Ruben Van de Velde (Oct 22 2023 at 15:28):
Are you aware that you can move your cursor through the rw call to see the intermediate states?
Mike (Oct 22 2023 at 15:31):
@Ruben Van de Velde Thanks! That helps!
Patrick Massot (Oct 22 2023 at 17:44):
Mike, a very important difference between your proof and the solution is that the solution is chaining equalities, it features no inequalities. So you could try to rewrite it as a single calc command, without inequality.
Mike (Oct 22 2023 at 17:56):
@Patrick Massot You're right that the proof I gave is really sub-optimal! I mostly just care about figuring out how to make the syntax work...
Here's a really simple example of something that's giving me problems:
import Mathlib.Topology.MetricSpace.Basic
variable {R : Type*} [StrictOrderedRing R]
variable (a b c : R)
lemma small_lemma : b*c + -a*c = b*c - a*c := by
sorry
It seems like it should work with something like rw [sub_eq_add_neg], but I cannot get it to recognize the grouping b*c and a*c. Looking at the solution to the examples, I know I don't need to use small_lemma, but I still would like to know how to get something simple like that to work.
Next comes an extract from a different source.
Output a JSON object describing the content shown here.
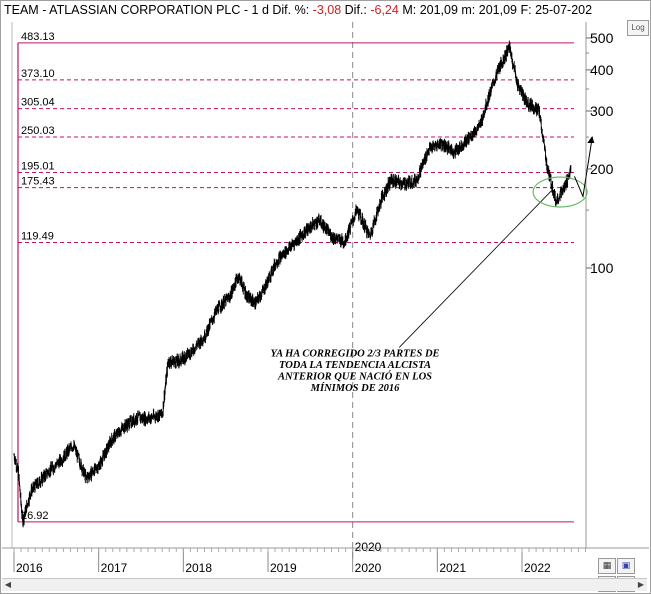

Ruben Van de Velde (Oct 22 2023 at 18:08):
Your lemma has (-a) * c, not -(a * c), so you need to deal with that first
Ruben Van de Velde (Oct 22 2023 at 18:08):
import Mathlib.Topology.MetricSpace.Basic
variable {R : Type*} [StrictOrderedRing R]
variable (a b c : R)
lemma small_lemma : b*c + -a*c = b*c - a*c := by
rw [neg_mul]
rw [sub_eq_add_neg]
Mike (Oct 22 2023 at 18:38):
@Ruben Van de Velde Thank you!!
Kevin Buzzard (Oct 22 2023 at 20:09):
You can see where the brackets are in your code by hovering over operators in the infoview
Last updated: Dec 20 2023 at 11:08 UTC